Marriage Validity?


#1

Hello,
I have a question about the validity of my marriage. My husband and I were married civilly 5 years ago. I am Catholic, he is not. He has tried to cheat on me several times but I don't believe any of the times were 'all the way', but they may have well as been. When I started going to Mass we had our marriage Blessed in the Church. Before this time I wanted to make sure he understood what the Sacrament of marriage is in the Church
Today I found out that my husband has been sending videos of women to his friends and saw on one video where he made some very bad comments on it. I confronted him about this and he seemed to not understand at all why I was upset. I explained to him that looking at another woman in lust is the same as adultry and he still didn't seem to get it as he rolled his eyes at me like I was bothering him.
He seriously does not see anything wrong with looking at porn, making near porographic type comments himself, or talking to other women. I'm starting to worry that when we had our marriage blessed that he didn't understand, and therefore our marriage isn't valid.
I'm not sure what I should do, other than pray.


#2

Is your husband Christian?

EWTN had a series of programs hosted by a married couple and a priest.

The main emphasis was breaking addiction to porn and healing the wounds that that creates in marriage.

Here's a list of sites:

bing.com/search?q=Breaking++pornography+Addictions&FORM=SOLTDF&pc=SOLTDF&src=IE-SearchBox


#3

[quote="bkayw, post:2, topic:212366"]
Is your husband Christian?

EWTN had a series of programs hosted by a married couple and a priest.
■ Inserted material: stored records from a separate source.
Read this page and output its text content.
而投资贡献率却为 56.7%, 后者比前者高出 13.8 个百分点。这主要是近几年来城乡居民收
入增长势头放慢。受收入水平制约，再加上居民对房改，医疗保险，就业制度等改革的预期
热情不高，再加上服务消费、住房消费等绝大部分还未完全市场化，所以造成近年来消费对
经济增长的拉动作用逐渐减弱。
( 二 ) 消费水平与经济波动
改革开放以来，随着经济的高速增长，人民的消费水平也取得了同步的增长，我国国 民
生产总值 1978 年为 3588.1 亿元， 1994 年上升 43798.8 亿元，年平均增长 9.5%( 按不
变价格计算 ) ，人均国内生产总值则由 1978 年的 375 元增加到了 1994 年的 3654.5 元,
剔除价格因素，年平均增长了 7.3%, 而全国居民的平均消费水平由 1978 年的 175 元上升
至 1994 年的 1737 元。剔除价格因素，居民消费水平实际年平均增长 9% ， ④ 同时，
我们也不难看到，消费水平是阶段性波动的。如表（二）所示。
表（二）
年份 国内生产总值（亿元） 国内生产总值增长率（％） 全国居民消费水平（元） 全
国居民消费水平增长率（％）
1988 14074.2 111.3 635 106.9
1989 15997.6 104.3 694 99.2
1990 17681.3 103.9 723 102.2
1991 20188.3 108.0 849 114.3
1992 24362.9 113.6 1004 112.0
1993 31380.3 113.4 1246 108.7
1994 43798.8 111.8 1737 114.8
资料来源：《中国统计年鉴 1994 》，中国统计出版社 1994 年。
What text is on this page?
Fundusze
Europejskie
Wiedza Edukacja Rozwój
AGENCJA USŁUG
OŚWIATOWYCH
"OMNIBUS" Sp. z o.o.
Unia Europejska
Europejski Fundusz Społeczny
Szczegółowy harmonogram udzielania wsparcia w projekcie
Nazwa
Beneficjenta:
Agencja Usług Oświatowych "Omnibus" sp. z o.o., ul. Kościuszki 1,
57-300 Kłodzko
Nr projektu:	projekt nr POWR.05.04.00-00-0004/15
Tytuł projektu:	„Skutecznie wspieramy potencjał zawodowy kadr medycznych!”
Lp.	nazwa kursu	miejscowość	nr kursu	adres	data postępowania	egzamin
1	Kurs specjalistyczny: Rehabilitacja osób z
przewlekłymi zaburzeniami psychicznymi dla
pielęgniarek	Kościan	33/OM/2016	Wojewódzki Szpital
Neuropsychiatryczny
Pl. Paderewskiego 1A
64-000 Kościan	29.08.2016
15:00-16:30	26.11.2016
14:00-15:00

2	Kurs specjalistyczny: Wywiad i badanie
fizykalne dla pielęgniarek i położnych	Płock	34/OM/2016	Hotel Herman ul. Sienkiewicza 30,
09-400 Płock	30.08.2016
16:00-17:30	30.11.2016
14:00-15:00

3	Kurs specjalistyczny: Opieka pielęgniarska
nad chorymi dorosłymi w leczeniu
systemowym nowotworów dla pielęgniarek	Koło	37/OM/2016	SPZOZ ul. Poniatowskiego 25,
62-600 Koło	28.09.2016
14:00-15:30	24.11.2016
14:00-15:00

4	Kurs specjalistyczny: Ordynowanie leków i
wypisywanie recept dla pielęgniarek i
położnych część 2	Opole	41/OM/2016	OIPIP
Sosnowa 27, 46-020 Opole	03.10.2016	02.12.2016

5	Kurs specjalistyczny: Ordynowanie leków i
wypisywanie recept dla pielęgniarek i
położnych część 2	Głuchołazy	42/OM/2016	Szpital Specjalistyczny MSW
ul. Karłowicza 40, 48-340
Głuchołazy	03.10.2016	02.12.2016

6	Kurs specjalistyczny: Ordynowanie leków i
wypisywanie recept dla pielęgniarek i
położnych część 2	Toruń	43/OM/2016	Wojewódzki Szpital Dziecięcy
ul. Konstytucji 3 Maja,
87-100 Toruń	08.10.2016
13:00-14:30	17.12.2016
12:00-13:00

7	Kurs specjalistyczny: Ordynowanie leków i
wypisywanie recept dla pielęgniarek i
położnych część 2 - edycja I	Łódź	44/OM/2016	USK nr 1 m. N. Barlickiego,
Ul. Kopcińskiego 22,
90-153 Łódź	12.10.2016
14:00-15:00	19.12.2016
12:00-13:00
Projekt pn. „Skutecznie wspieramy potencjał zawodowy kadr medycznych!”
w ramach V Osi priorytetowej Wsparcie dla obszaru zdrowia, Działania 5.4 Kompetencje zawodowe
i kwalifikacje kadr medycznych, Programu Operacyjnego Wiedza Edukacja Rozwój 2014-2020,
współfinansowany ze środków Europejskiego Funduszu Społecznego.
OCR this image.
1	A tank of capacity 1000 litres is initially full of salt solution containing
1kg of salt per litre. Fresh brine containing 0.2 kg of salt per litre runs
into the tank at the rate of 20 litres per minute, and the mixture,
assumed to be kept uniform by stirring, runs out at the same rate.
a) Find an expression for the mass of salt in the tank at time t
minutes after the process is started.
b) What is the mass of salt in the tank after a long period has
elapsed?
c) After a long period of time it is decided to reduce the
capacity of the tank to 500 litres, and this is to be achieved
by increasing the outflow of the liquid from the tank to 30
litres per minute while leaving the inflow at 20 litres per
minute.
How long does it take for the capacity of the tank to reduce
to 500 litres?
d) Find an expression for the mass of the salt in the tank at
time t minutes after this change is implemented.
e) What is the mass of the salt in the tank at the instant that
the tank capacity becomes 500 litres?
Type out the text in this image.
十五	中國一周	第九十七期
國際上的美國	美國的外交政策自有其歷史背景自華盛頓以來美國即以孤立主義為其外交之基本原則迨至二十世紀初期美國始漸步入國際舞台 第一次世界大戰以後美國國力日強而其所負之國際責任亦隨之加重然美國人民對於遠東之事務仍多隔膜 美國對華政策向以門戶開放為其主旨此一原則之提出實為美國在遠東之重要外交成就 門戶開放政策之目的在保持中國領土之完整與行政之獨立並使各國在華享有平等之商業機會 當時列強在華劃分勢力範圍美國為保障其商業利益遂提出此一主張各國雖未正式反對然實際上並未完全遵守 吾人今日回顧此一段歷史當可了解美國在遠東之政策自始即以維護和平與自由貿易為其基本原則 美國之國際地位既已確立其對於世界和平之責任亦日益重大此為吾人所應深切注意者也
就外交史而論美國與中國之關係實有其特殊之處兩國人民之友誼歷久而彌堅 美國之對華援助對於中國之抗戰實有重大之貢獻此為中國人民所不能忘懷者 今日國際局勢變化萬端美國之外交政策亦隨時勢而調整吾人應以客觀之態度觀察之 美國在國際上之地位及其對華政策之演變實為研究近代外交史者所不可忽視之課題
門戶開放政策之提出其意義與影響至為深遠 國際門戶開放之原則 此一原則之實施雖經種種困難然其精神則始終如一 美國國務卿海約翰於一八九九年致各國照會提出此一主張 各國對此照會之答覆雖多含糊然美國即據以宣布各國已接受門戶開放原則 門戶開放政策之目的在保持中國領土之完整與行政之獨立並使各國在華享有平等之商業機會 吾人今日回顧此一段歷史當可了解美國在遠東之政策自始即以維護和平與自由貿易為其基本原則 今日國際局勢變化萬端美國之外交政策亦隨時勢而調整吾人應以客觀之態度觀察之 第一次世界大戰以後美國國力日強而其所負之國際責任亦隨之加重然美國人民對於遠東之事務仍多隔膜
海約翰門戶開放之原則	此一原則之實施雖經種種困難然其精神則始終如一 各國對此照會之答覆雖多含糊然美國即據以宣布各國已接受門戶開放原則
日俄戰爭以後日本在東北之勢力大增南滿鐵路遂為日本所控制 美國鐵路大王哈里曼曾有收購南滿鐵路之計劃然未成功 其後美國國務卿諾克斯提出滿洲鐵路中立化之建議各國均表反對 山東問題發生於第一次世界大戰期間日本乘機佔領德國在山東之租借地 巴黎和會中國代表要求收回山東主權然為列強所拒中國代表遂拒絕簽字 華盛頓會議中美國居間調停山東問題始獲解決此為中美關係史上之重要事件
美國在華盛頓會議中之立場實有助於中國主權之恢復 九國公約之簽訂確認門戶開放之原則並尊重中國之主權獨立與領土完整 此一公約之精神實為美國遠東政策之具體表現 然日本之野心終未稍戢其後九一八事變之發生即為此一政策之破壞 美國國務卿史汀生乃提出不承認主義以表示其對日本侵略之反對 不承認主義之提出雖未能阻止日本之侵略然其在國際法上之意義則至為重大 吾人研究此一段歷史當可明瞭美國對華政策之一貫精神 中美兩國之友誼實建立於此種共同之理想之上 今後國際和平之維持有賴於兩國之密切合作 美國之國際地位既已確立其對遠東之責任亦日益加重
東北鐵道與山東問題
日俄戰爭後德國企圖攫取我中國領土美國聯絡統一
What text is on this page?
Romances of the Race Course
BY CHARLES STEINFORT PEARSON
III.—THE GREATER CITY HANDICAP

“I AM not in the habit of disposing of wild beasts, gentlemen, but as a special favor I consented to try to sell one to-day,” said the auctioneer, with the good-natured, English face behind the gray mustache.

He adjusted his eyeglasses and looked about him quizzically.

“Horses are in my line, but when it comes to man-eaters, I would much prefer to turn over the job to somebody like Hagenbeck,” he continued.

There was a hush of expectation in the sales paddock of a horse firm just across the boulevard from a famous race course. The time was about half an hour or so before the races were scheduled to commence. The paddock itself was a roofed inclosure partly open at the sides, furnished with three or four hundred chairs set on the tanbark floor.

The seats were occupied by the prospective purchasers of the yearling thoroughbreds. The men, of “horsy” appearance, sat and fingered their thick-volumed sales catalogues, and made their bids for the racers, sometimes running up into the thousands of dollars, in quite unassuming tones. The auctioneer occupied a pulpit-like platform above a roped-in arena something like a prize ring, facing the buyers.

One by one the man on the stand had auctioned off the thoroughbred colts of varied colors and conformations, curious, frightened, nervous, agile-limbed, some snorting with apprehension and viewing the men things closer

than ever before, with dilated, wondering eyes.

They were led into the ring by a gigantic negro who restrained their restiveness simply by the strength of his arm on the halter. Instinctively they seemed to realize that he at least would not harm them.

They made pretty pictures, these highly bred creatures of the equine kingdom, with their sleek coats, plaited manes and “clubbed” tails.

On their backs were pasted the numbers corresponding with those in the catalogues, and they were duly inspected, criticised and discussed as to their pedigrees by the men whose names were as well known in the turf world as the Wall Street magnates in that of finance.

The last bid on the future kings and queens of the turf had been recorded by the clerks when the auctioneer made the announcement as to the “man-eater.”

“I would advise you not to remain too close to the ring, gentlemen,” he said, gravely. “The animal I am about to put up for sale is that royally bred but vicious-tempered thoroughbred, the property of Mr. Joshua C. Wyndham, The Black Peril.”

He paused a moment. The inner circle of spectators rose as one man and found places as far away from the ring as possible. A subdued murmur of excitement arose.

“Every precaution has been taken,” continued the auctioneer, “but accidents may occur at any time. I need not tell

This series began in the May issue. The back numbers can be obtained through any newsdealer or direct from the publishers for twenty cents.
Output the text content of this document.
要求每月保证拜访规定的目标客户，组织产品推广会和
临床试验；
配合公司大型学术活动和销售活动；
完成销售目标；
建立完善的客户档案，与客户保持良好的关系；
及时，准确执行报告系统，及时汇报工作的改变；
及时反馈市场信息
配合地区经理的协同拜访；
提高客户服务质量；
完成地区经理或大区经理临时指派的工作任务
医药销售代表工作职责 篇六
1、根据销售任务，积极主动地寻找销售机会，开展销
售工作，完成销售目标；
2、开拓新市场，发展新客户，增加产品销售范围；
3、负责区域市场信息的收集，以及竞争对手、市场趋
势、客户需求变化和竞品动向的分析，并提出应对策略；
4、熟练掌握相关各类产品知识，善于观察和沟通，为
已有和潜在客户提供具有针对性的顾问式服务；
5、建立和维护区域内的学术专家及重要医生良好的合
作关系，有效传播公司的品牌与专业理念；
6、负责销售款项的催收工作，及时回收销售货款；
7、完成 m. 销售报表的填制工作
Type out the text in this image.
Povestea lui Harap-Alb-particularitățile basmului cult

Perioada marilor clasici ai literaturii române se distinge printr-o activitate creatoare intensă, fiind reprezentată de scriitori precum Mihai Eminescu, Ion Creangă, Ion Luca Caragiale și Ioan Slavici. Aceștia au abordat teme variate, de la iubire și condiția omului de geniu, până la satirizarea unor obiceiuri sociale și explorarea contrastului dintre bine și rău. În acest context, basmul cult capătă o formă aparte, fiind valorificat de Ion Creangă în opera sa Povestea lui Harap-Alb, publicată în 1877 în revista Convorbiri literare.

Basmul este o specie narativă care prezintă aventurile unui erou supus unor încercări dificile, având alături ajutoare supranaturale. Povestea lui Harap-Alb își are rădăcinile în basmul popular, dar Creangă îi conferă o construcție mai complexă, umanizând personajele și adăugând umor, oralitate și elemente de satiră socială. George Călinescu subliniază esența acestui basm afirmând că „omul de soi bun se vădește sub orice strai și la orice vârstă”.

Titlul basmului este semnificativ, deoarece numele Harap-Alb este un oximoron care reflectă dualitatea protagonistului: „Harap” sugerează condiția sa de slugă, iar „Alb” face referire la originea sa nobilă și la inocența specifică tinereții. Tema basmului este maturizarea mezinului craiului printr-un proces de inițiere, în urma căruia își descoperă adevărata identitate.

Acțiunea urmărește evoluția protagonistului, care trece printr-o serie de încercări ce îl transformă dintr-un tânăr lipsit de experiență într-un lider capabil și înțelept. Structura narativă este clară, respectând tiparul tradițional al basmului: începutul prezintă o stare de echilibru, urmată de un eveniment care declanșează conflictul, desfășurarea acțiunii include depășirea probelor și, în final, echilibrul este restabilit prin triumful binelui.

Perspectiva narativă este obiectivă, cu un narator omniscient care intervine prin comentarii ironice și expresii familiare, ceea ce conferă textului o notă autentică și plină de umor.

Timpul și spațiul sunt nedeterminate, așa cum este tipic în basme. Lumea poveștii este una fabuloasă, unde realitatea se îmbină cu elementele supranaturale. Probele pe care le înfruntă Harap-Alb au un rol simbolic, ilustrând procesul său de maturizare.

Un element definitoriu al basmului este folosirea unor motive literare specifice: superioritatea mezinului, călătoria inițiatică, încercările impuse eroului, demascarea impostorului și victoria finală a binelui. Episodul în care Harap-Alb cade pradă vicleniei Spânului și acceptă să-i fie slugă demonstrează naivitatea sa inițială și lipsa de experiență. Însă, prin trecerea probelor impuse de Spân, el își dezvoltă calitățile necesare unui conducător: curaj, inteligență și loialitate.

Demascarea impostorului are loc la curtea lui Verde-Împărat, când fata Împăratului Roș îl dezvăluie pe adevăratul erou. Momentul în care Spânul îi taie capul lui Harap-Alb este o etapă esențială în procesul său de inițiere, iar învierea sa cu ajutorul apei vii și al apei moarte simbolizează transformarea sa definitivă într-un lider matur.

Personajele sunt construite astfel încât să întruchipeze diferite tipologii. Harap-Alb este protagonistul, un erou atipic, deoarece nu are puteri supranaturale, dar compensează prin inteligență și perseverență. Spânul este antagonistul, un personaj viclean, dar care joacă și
The main emphasis was breaking addiction to porn and healing the wounds that that creates in marriage.

[/quote]

Yes and no. He was baptized as a child, but is not practicing.


#4

Considering you had your marriage convalidated (blessed in the Church), than it would now be considered valid at this point. You would need to go through the marriage tribunal for anything beyond that. We can’t just look at our marriages and assume they’re invalid nor should we really be doing this for other people.

What you are having to go through is hard though. He doesn’t seem to be taking his problem seriously. Porn addiction can be a very hard thing for a man to overcome and even if you have a man who understands he has a problem, gets blocking software, etc, if the addiction is bad enough he may still go back to it and with much regret. It can very much be the type of sin that is so ingrained in the person that he is ultimately enslaved to it. This is especially the case if he began viewing material at a very young age and grew up in a household that considered this a normal part of sexual development.

If you can get him to acknowledge his problem, than I’d recommend either safe eyes or covenant eyes. Safe eyes will block things. You’ll need him to give you administration access and then will need to change the password and control what content he’s allowed to view. You’ll also get notifications of the time of day he’s on and what sites he visited the most. Covenant eyes would work as you being his accountability partner. However, even if you have someone who loves you dearly, knows its wrong, is striving very hard against it, the addiction can be so bad that those sites will still pop up.

In that way, I would say its very different than adultery. Pornography addiction is like having discovered a very addictive drug that is released by your brain when you view the material. Just like alcoholism, it’s very difficult to just stop cold turkey and its very easy to deny that you have a problem.